A strike by South Korean truckers poses an early test for President Yoon Suk-yeol after a month in office, with the dispute threatening to distract from his agenda while raising the risk of long-term antagonism with powerful trade unions.

Thousands of truckers went on strike for a fourth day on Friday in a protest over pay as fuel costs surge, disrupting industrial production, slowing port operations and posing new risks to a strained global supply chain.

A political novice and former prosecutor-general, the conservative Yoon criticised trade unions he sees as hardline during the campaign for his May election victory, calling them "front-line guards" for his political opponents and instigators of trouble despite the generous salaries their members earn.

Yoon has kept his distance from this week's strike, saying it was up to the unions and management to solve it, but Shin Yul, a political science professor at Myongji University in Seoul, said a prolonged strike could undermine support for Yoon and distract him from his economic and security agenda.

"Labour strikes tend to hurt the popularity of any administration," Shin said.

Yoon's focus is on tackling surging inflation at home and working with the United States and other allies on responding to North Korea's intensifying weapons tests, amid expectations it is about to conduct its seventh nuclear test.

Try as Yoon might to steer clear of the industrial dispute, it has a political element at its core that he will find hard to ignore the longer the strike goes on.

The truckers, largely self-employed, are demanding pay increases and an extension of a "safe rates" system, introduced during the COVID-19 pandemic to guarantee minimum freight rates, which is due to expire in December.

Legislation to extend the system was introduced in parliament last year, under the administration of a liberal president who enjoyed the backing of the trade unions.

Now the bill is bogged down in the legislature with no sign of a compromise.

'DILEMMA'

The liberal Democrats, who hold a majority in parliament, accuse Yoon's conservative party of blocking the bill.

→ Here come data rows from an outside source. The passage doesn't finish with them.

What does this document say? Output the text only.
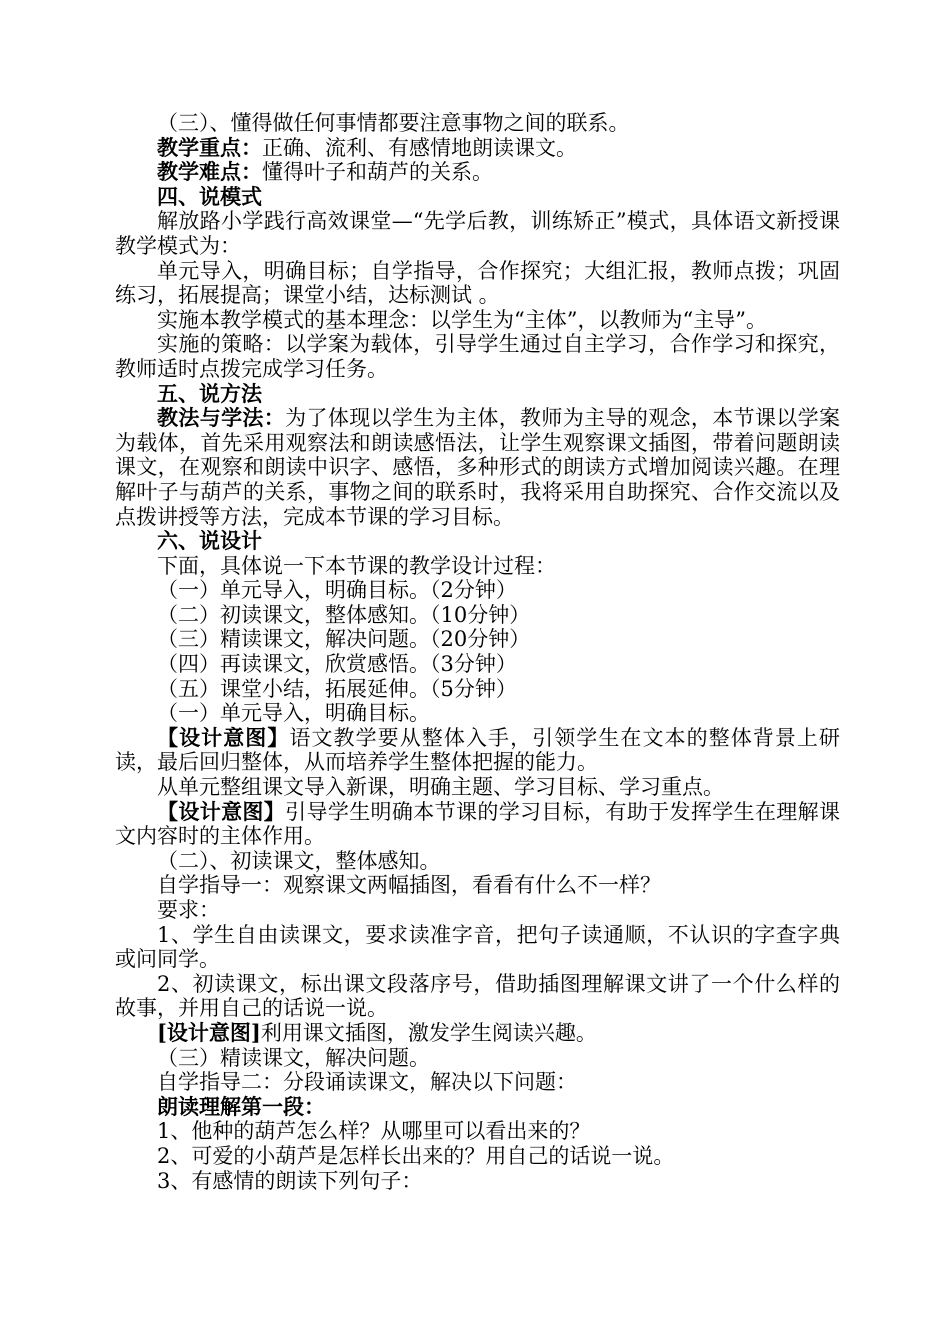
（三）、懂得做任何事情都要注意事物之间的联系。

教学重点：正确、流利、有感情地朗读课文。

教学难点：懂得叶子和葫芦的关系。

四、说模式

解放路小学践行高效课堂—“先学后教，训练矫正”模式，具体语文新授课教学模式为：

单元导入，明确目标；自学指导，合作探究；大组汇报，教师点拨；巩固练习，拓展提高；课堂小结，达标测试 。

实施本教学模式的基本理念：以学生为“主体”，以教师为“主导”。

实施的策略：以学案为载体，引导学生通过自主学习，合作学习和探究，教师适时点拨完成学习任务。

五、说方法

教法与学法：为了体现以学生为主体，教师为主导的观念，本节课以学案为载体，首先采用观察法和朗读感悟法，让学生观察课文插图，带着问题朗读课文，在观察和朗读中识字、感悟，多种形式的朗读方式增加阅读兴趣。在理解叶子与葫芦的关系，事物之间的联系时，我将采用自助探究、合作交流以及点拨讲授等方法，完成本节课的学习目标。

六、说设计

下面，具体说一下本节课的教学设计过程：

（一）单元导入，明确目标。（2分钟）

（二）初读课文，整体感知。（10分钟）

（三）精读课文，解决问题。（20分钟）

（四）再读课文，欣赏感悟。（3分钟）

（五）课堂小结，拓展延伸。（5分钟）

（一）单元导入，明确目标。

【设计意图】语文教学要从整体入手，引领学生在文本的整体背景上研读，最后回归整体，从而培养学生整体把握的能力。

从单元整组课文导入新课，明确主题、学习目标、学习重点。

【设计意图】引导学生明确本节课的学习目标，有助于发挥学生在理解课文内容时的主体作用。

（二）、初读课文，整体感知。

自学指导一：观察课文两幅插图，看看有什么不一样？

要求：

1、学生自由读课文，要求读准字音，把句子读通顺，不认识的字查字典或问同学。

2、初读课文，标出课文段落序号，借助插图理解课文讲了一个什么样的故事，并用自己的话说一说。

[设计意图]利用课文插图，激发学生阅读兴趣。

（三）精读课文，解决问题。

自学指导二：分段诵读课文，解决以下问题：

朗读理解第一段：

1、他种的葫芦怎么样？从哪里可以看出来的？

2、可爱的小葫芦是怎样长出来的？用自己的话说一说。

3、有感情的朗读下列句子：
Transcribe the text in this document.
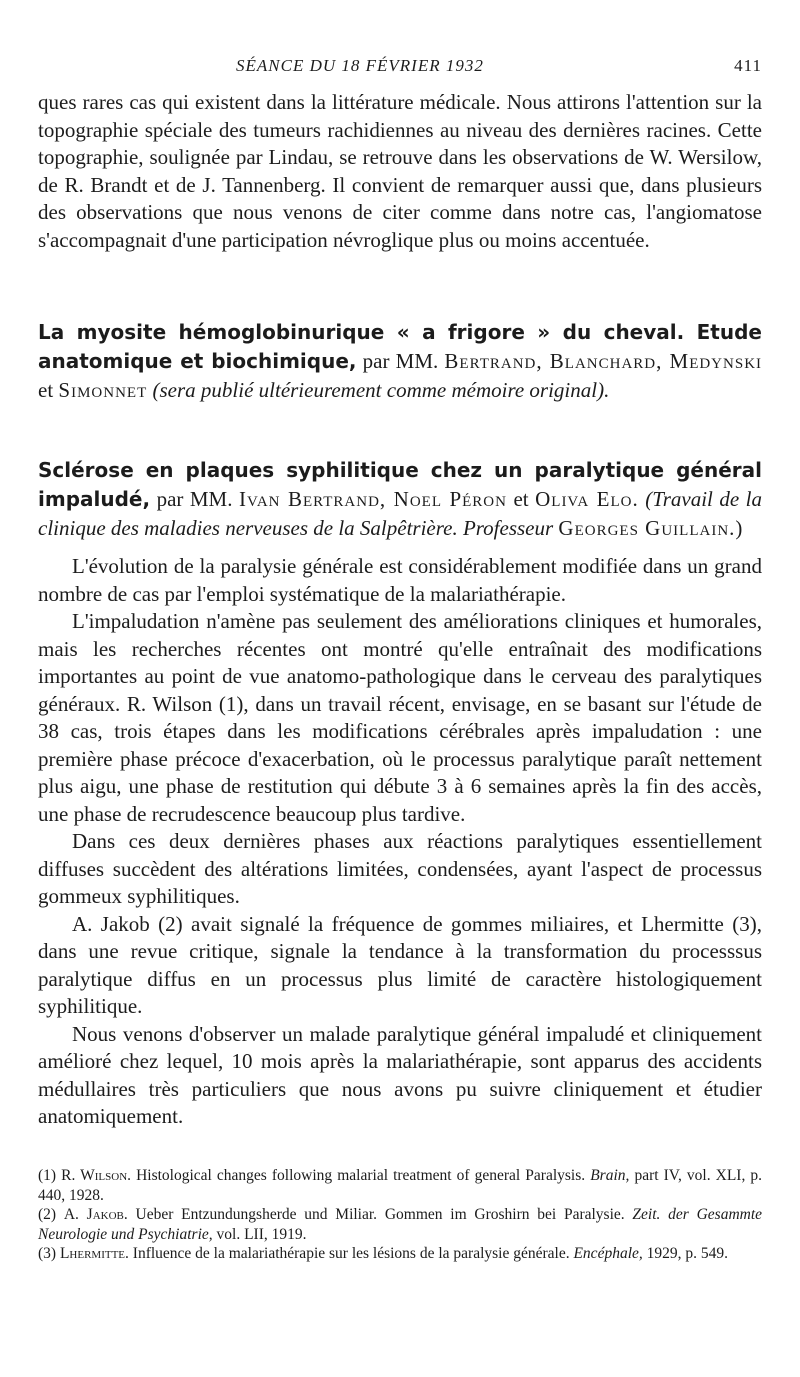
SÉANCE DU 18 FÉVRIER 1932	411

ques rares cas qui existent dans la littérature médicale. Nous attirons l'attention sur la topographie spéciale des tumeurs rachidiennes au niveau des dernières racines. Cette topographie, soulignée par Lindau, se retrouve dans les observations de W. Wersilow, de R. Brandt et de J. Tannenberg. Il convient de remarquer aussi que, dans plusieurs des observations que nous venons de citer comme dans notre cas, l'angiomatose s'accompagnait d'une participation névroglique plus ou moins accentuée.

La myosite hémoglobinurique « a frigore » du cheval. Etude anatomique et biochimique, par MM. Bertrand, Blanchard, Medynski et Simonnet (sera publié ultérieurement comme mémoire original).
Sclérose en plaques syphilitique chez un paralytique général impaludé, par MM. Ivan Bertrand, Noel Péron et Oliva Elo. (Travail de la clinique des maladies nerveuses de la Salpêtrière. Professeur Georges Guillain.)

L'évolution de la paralysie générale est considérablement modifiée dans un grand nombre de cas par l'emploi systématique de la malariathérapie.

L'impaludation n'amène pas seulement des améliorations cliniques et humorales, mais les recherches récentes ont montré qu'elle entraînait des modifications importantes au point de vue anatomo-pathologique dans le cerveau des paralytiques généraux. R. Wilson (1), dans un travail récent, envisage, en se basant sur l'étude de 38 cas, trois étapes dans les modifications cérébrales après impaludation : une première phase précoce d'exacerbation, où le processus paralytique paraît nettement plus aigu, une phase de restitution qui débute 3 à 6 semaines après la fin des accès, une phase de recrudescence beaucoup plus tardive.

Dans ces deux dernières phases aux réactions paralytiques essentiellement diffuses succèdent des altérations limitées, condensées, ayant l'aspect de processus gommeux syphilitiques.

A. Jakob (2) avait signalé la fréquence de gommes miliaires, et Lhermitte (3), dans une revue critique, signale la tendance à la transformation du processsus paralytique diffus en un processus plus limité de caractère histologiquement syphilitique.

Nous venons d'observer un malade paralytique général impaludé et cliniquement amélioré chez lequel, 10 mois après la malariathérapie, sont apparus des accidents médullaires très particuliers que nous avons pu suivre cliniquement et étudier anatomiquement.

(1) R. Wilson. Histological changes following malarial treatment of general Paralysis. Brain, part IV, vol. XLI, p. 440, 1928.

(2) A. Jakob. Ueber Entzundungsherde und Miliar. Gommen im Groshirn bei Paralysie. Zeit. der Gesammte Neurologie und Psychiatrie, vol. LII, 1919.

(3) Lhermitte. Influence de la malariathérapie sur les lésions de la paralysie générale. Encéphale, 1929, p. 549.
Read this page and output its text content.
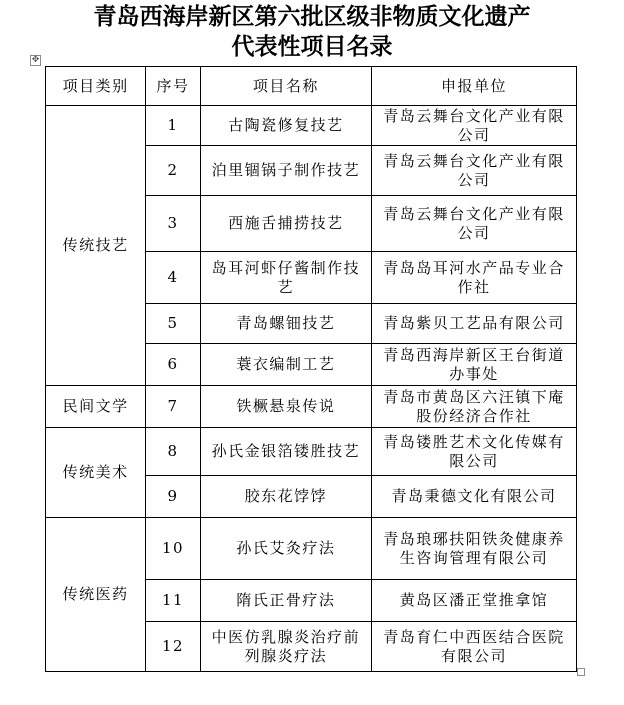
青岛西海岸新区第六批区级非物质文化遗产
代表性项目名录
✥
项目类别	序号	项目名称	申报单位
传统技艺	1	古陶瓷修复技艺	青岛云舞台文化产业有限公司
	2	泊里锢锅子制作技艺	青岛云舞台文化产业有限公司
	3	西施舌捕捞技艺	青岛云舞台文化产业有限公司
	4	岛耳河虾仔酱制作技艺	青岛岛耳河水产品专业合作社
	5	青岛螺钿技艺	青岛紫贝工艺品有限公司
	6	蓑衣编制工艺	青岛西海岸新区王台街道办事处
民间文学	7	铁橛悬泉传说	青岛市黄岛区六汪镇下庵股份经济合作社
传统美术	8	孙氏金银箔镂胜技艺	青岛镂胜艺术文化传媒有限公司
	9	胶东花饽饽	青岛秉德文化有限公司
传统医药	10	孙氏艾灸疗法	青岛琅琊扶阳铁灸健康养生咨询管理有限公司
	11	隋氏正骨疗法	黄岛区潘正堂推拿馆
	12	中医仿乳腺炎治疗前列腺炎疗法	青岛育仁中西医结合医院有限公司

Yoon's supporters deny that, accusing the Democrats of dodging their responsibility for the deadlock.

South Korea has a long record of activist trade unions taking on governments, especially conservative ones.

"It poses a thorny dilemma," Kim Dong-won, a management professor at Korea University's business school, said of Yoon's options. "If he decides to crack down on the strikers, it might lead to criticism of labour repression and the sort of severe conflicts that past conservative leaderships have faced."

"But the new government won't want to look too soft and let this become a source of future, potentially more intensive, labour rows," Kim said.

Critics of the striking truckers say giving in to them would put a big burden on industry just as the country is grappling with inflation at near 14-year high and after the previous liberal government raised the minimum wage by a record amount.

Yoon is trying to remain aloof, calling for the union and management to resolve the dispute on the basis of law and principles.

"If the government intervenes all the time and gets too involved according to public sentiment, it doesn't help either side at all to build their own capability and environment to smoothly resolve the problem," he told reporters this week.

Yoon brushed off his campaign-trail criticism of the unions.

"How can a person who is hostile toward labour become a politician?" he said.